What makes Chapter 13 powerful is how debtors can deal with secured debt. Most secured debt (except debts secured by the debtor's residence) can be reduced to the value of the property securing the debt and then paid back with interest over the length of the Chapter 13 plan. (If new proposed laws are passed, this same rule will even apply to home mortgages and distressed homeowners will be able to reduce their mortgages to the value of the property and then make payments over 30 or even 40 years). If a home value has dropped below the amount of the first lien or mortgage, then any junior liens (such as HELOCs) can be removed, or “stripped” from the property. Debtors can make regular payments on their home directly and make up delinquent payments over the length of the Chapter 13 plan using the Plan payments. Debtors who want to return cars, furniture, jewelry, or other property that act as loan collateral can do so and treat any remaining balance due as an unsecured debt. Sometimes Plans provide for the sale of property with the equity going into the Plan. Experienced bankruptcy attorneys, such as those in the Law Offices of Patrick M. Hunter can propose creative affordable Chapter 13 plans to fit most debtors that qualify to file a Chapter 13.

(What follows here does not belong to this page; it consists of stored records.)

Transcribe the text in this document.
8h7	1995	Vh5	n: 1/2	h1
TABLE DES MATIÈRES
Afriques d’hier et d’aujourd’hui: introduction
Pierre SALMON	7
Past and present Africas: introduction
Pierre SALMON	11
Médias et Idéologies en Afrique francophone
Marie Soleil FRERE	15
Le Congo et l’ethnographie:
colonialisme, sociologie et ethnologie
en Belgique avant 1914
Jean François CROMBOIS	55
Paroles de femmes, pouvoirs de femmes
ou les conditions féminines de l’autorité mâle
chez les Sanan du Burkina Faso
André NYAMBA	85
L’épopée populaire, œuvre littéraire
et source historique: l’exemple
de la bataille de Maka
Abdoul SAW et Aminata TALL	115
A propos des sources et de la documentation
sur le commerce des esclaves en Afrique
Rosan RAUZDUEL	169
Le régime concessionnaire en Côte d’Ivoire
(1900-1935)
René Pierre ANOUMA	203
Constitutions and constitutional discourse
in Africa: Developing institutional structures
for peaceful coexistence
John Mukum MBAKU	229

Rule No. 3: Elimination of the Debt.
Many, but not all debts are eliminated or paid in a Chapter 13 bankruptcy. This problem was made worse by the 2005 changes to the Bankruptcy Law. One of the biggest problems with Chapter 13 cases are non-dischargeable debts which have the same priority as regular unsecured debts. Under the law, these debts cannot be treated differently from other unsecured debts and may remain partially unpaid after the Chapter 13 case is over. While the Chapter 13 case is still going on, debtors are protected from collection efforts, but once the Plan is completed and the case is over, these non-dischargeable debts can be a problem again Here are some of the debts that fall into this category: (1) student loans; (2) debts related to divorce or separation which are NOT for support; (3) debts related to death or personal injury caused by drunk driving; (4) criminal fines or restitution payments; and (5) debts caused by intentional injuries.
Just like a Chapter 7, before obtaining a Chapter 13 discharge, the debtors must complete an approved course in financial management. There must also be a finding that the debtor is current in any child or spousal support payments and that there is no pending litigation that might impair a homestead exemption.